他人のための生活
2023/06/02
「青春は利己主義をもって終わり、老年は他人のための生活をもって始まる」
遺品整理や特殊清掃を行うにあたって、クーンの父親の箴言ほど私の耳元で強く聞こえる言葉はありません。言わずと知れた「春の嵐」(著 ヘルマン・ヘッセ、訳 高橋健二)の比較的有名な一文ですが、実際読んでみると補足文があることがわかります。
「それがわかりきったことと思えなくなったものは、めぐる日々の中にむさぼるように油断なく、真の生活の瞬間―そのきらめきが人を幸福にし、時間の感情を、全体の意義と目的とについてのいっさいの考えとともに、ぬぐい去る瞬間―を求めるのである」
「それがわかりきったことと思えなくなったもの」の「真の生活の瞬間」への欲求に物理的な制限はあっても上限はなく、他者から見た場合(自己自身にとっても)必ずしもそのような欲求が自己を破滅しているようには思われないほど、物々に覆い隠されている現実が露呈し始めていることの方が現在では重要かと思います。

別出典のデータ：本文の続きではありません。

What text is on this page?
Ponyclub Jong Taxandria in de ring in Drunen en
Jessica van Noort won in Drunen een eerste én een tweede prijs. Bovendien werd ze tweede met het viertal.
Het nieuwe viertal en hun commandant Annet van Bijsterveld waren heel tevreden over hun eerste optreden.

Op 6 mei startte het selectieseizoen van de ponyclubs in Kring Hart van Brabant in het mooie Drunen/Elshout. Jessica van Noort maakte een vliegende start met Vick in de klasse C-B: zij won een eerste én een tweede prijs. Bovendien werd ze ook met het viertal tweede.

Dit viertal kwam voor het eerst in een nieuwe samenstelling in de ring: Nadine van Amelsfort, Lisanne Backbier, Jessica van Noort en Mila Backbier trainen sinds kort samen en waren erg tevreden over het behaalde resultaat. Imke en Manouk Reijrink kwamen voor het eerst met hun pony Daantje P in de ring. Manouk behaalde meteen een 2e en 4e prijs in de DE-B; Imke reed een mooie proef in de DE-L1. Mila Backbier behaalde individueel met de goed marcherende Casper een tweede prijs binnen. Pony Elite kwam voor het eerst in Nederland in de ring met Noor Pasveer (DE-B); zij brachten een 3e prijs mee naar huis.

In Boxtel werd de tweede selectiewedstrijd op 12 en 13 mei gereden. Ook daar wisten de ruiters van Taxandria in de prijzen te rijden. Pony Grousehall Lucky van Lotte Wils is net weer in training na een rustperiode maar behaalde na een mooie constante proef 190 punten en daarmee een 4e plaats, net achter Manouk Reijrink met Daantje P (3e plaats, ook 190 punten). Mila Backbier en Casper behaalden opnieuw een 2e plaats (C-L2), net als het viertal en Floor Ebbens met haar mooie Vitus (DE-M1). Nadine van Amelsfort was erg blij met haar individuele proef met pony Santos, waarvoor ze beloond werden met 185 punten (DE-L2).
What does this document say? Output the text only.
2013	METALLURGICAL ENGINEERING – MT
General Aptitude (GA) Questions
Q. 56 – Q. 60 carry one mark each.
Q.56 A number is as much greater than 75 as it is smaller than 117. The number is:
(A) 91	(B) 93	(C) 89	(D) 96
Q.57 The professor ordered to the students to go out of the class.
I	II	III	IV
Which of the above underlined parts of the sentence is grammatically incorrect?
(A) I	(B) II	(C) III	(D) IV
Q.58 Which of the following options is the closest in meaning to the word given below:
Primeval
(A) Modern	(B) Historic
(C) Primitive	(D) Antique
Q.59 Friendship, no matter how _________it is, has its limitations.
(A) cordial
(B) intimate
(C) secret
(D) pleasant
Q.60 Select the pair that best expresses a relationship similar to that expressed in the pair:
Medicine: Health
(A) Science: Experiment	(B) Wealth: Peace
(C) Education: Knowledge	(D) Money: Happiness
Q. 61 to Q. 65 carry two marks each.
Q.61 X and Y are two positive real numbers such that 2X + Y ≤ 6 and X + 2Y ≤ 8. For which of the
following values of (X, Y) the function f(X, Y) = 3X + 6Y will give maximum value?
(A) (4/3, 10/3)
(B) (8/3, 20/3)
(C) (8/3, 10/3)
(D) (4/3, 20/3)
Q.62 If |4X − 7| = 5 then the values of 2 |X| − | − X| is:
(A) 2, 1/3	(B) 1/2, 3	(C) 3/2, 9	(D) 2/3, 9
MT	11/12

多くの読者は、クーンの父親の死を納得しています。それは生き物としての運命やムオトとの対比、息子との最後の語らいだけでなく、上記の言葉を述べるだけあって彼の半生が他者のために生きることができたという実感が私たち読者のなかにすら入り込んでくることにも所以するかと思います。和訳が適切かどうかは置いておいて、これがヘッセの巧妙さであり、その事実を読者が自然と実感できることもまた重要でしょう。
しかし実際の生活で、これを実行することも自分の死を納得することも困難です。青年は100年前とは異なった青春を過ごし、老年の始まり方もまた異なっています。モラトリアムは真の生活への瞬間(の欲求)を延長すると同時に老年の始まりをも延長させます。さまざまなことを経験した登場人物たちの関係が書き直すことのできないように、現代に生きる私たちは青春を過ごすその人であっても延長との関係を書き直すことができないのは確かです。物々との結びつきを強く感じた時点で書き直すことはできず、その関係や事実をなかったことにはできませんが、それとは別の関係を他者から提示されることはあります。こういう簡易な言い方は非常に心苦しいのですが、クーンが苦悩の末それぞれの関係を受け止めきれたのはその素直さがあったからに他なりません。そのように生きたとしても苦しく辛いことは必ず起こります。しかしそうした事実が関係を揺るがしはしたが、打ち砕く理由にはなりえなかった。これは状況が大きく異なった現代でも響くのではないでしょうか。